1. Lack of effective strategic planning

SAI Global’s principal advisor in business improvement, David Smith, said small-to-medium businesses are the biggest culprits of failing to strategically plan.

“We find smaller businesses more commonly have less of a focus on strategy and direction,” Smith said.

“They are too busy running their business and don’t have the resources to look at the bigger picture.

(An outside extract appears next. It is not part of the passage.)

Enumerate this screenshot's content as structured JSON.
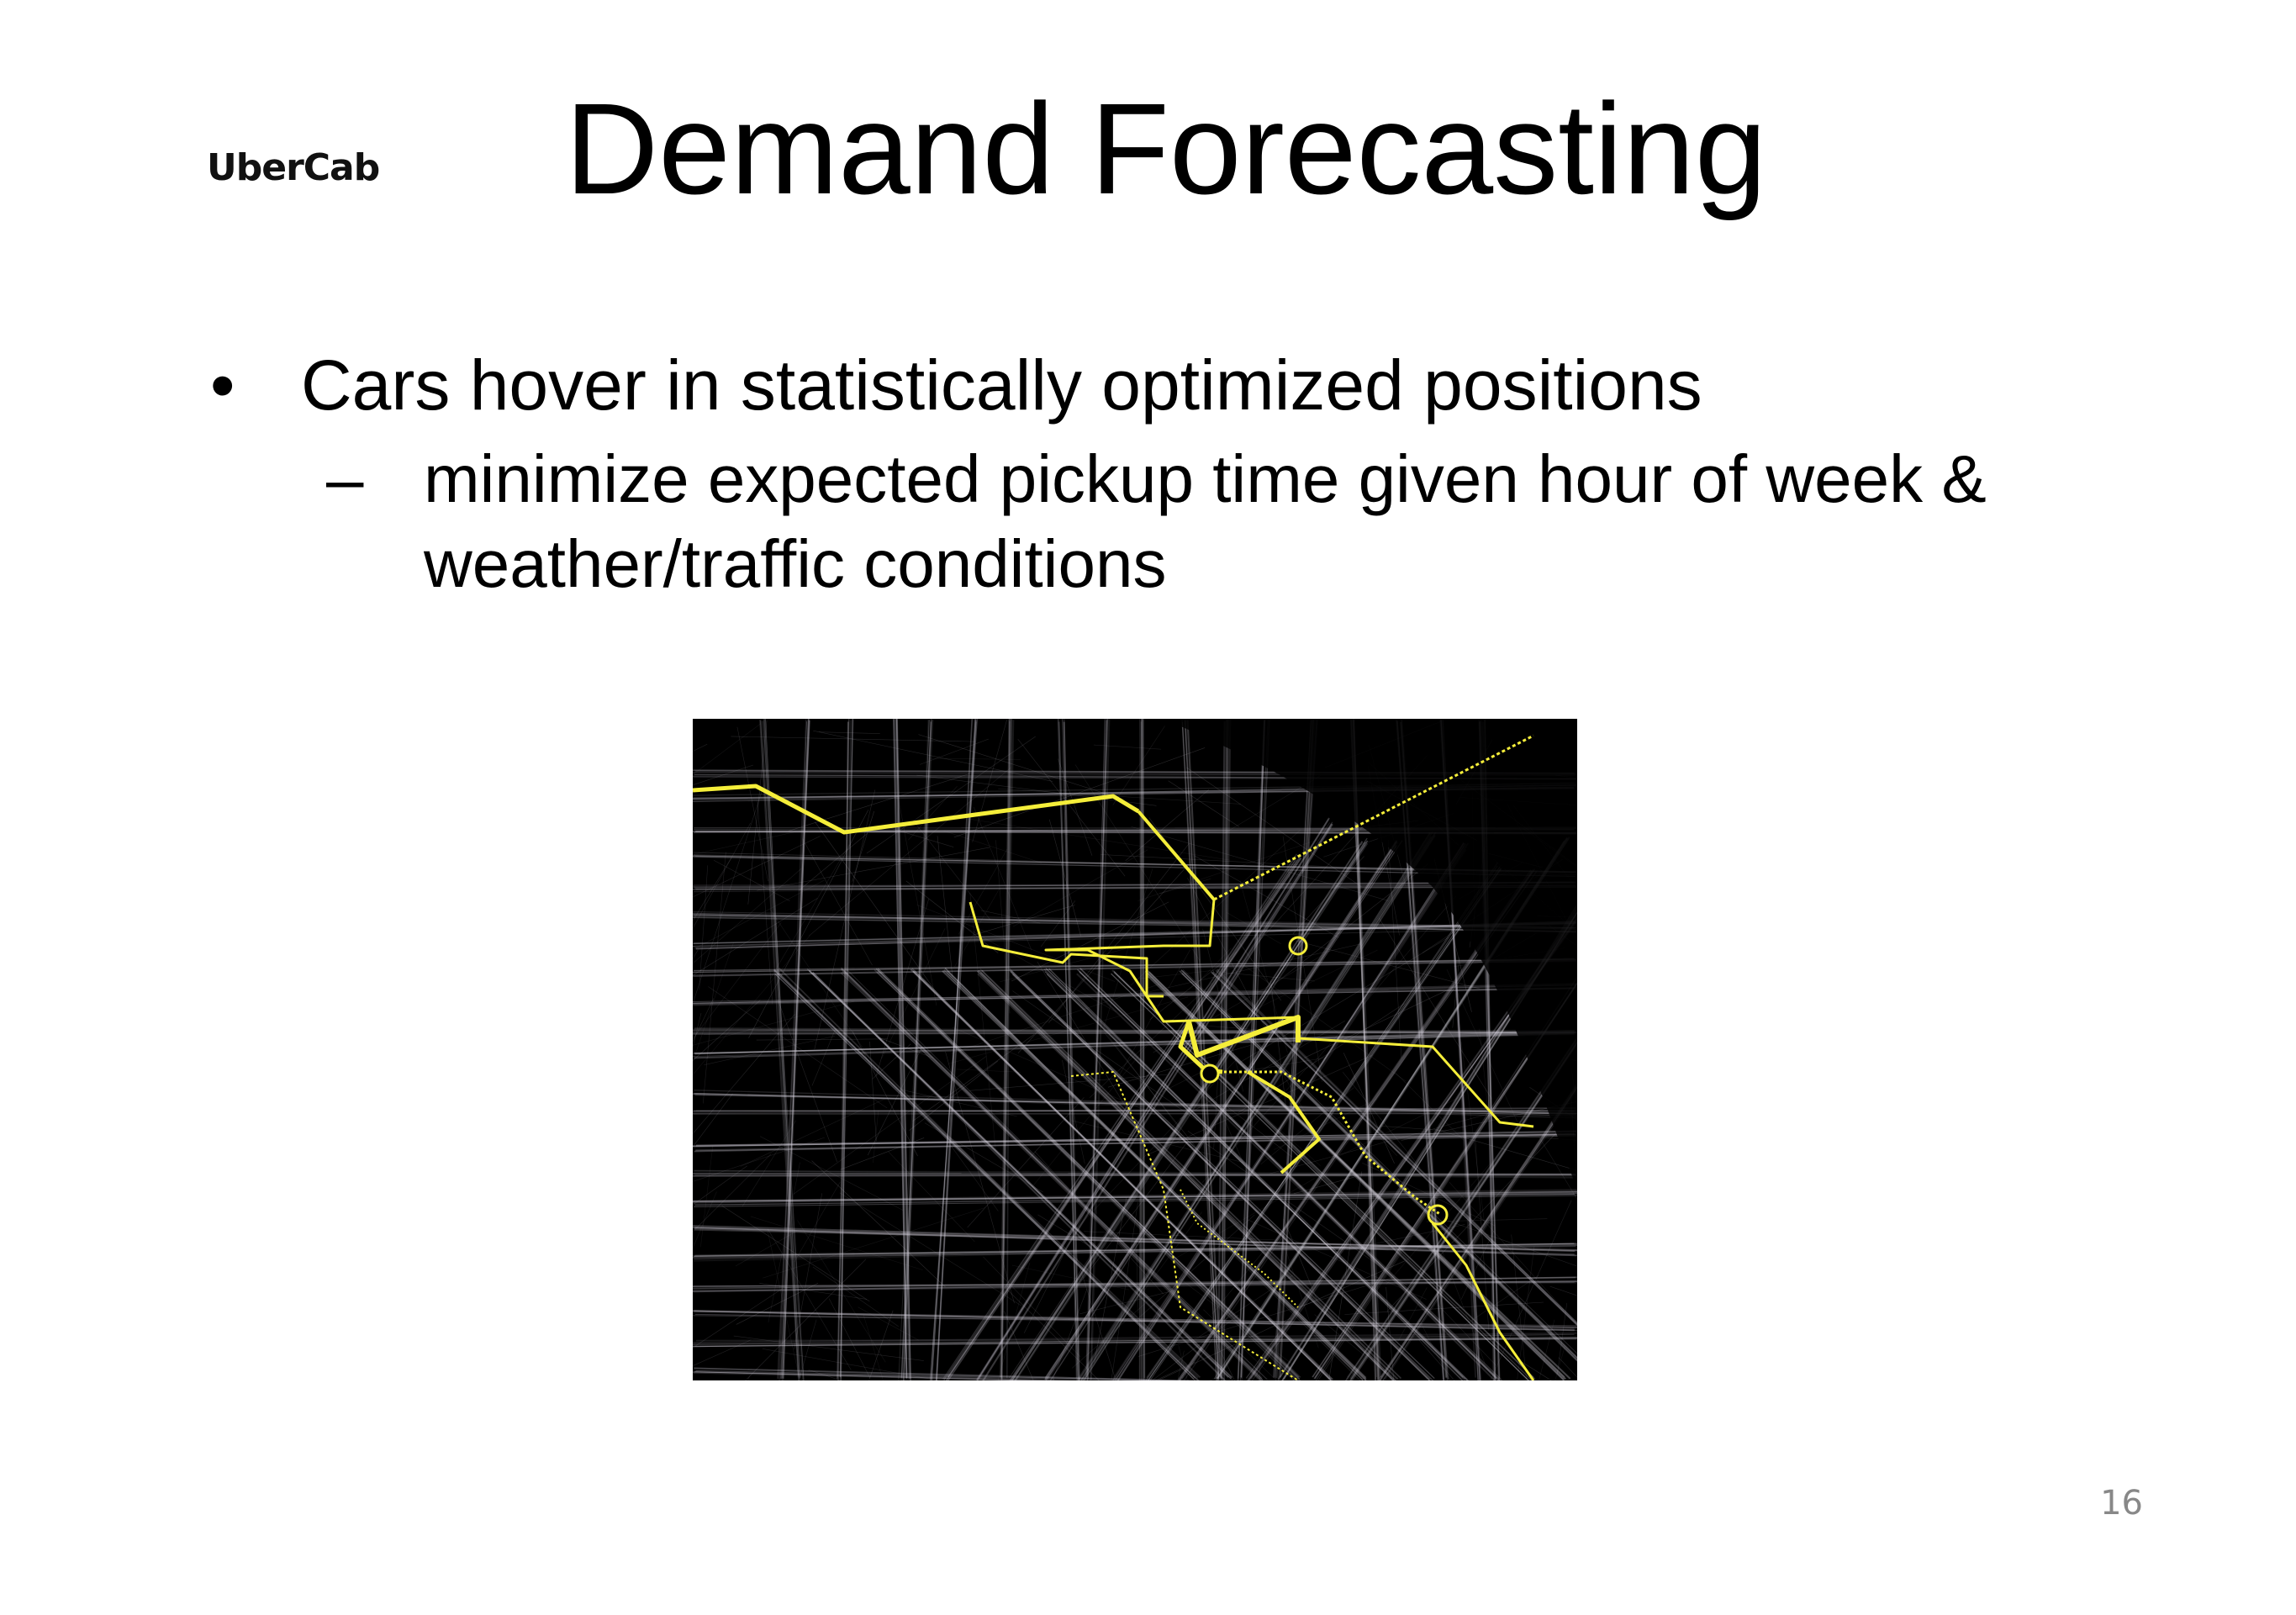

As such, they have less of an understanding of the competitive environment, are less able to compete, and often struggle to identify opportunities and grow.”

2. Mid-level and junior employees don’t know about the business’ objectives

Businesses are failing to let lower level employees know about their measurable objectives, and provide them with the necessary resources to achieve those objectives.

Smith said this leads to the “silo effect”, where internal teams work independently of each other.

Ultimately, it becomes tougher for those businesses to meet their objectives.

3. Important business functions aren’t being monitored

Businesses should be monitoring performance at each level, but Smith said monitoring processes aren’t being developed, or if they are, they’re not followed.

If businesses are looking to improve the efficiency of certain functions, it’s unlikely to achieve that if they don’t implement a scheduling system that can be measured.

4. Short-sighted leadership

Small-to-medium businesses tend to excel in leadership, but in larger organisations, Smith said he’d seen section heads focus on their own area, instead of the entire organisation.

This also leads to the silo effect, which in turn leads to inefficiencies.

5. Conflicting systems, processes and objectives

Some internal systems and objectives within individual departments can clash with businesses’ objectives.

“For instance, an organisation’s call centre may have an efficiency targets that requires its operators to limit their call times with each customer,” the report said.

“This could mean that all of the information required from the customer to provide a quality service is not obtained and this can hinder the achievement of the quality service objectives set by the organisation.”

6. Employees don’t receive support to develop

Smith said when SAI Global interviewed employees as part of its auditing process, it often found they were put into roles with very little mentoring and support.

“As a result, they have difficulty in fulfilling the requirements of their role, particularly early on,” he said.

7. Failing to identify and solve problems

Senior management often use profit and loss statements alone to monitor the health of their business, but Smith said this isn’t an effective means of doing so.

“Basing decisions on financials without a focus on the quality of the organisation’s products and services happens a lot – and is not an effective means of identifying problems.”

When the silo effect is occurring, Smith said problems are sometimes hidden in individual departments, rather than financial statements, and this tends to have a negative effect on the entire organisation.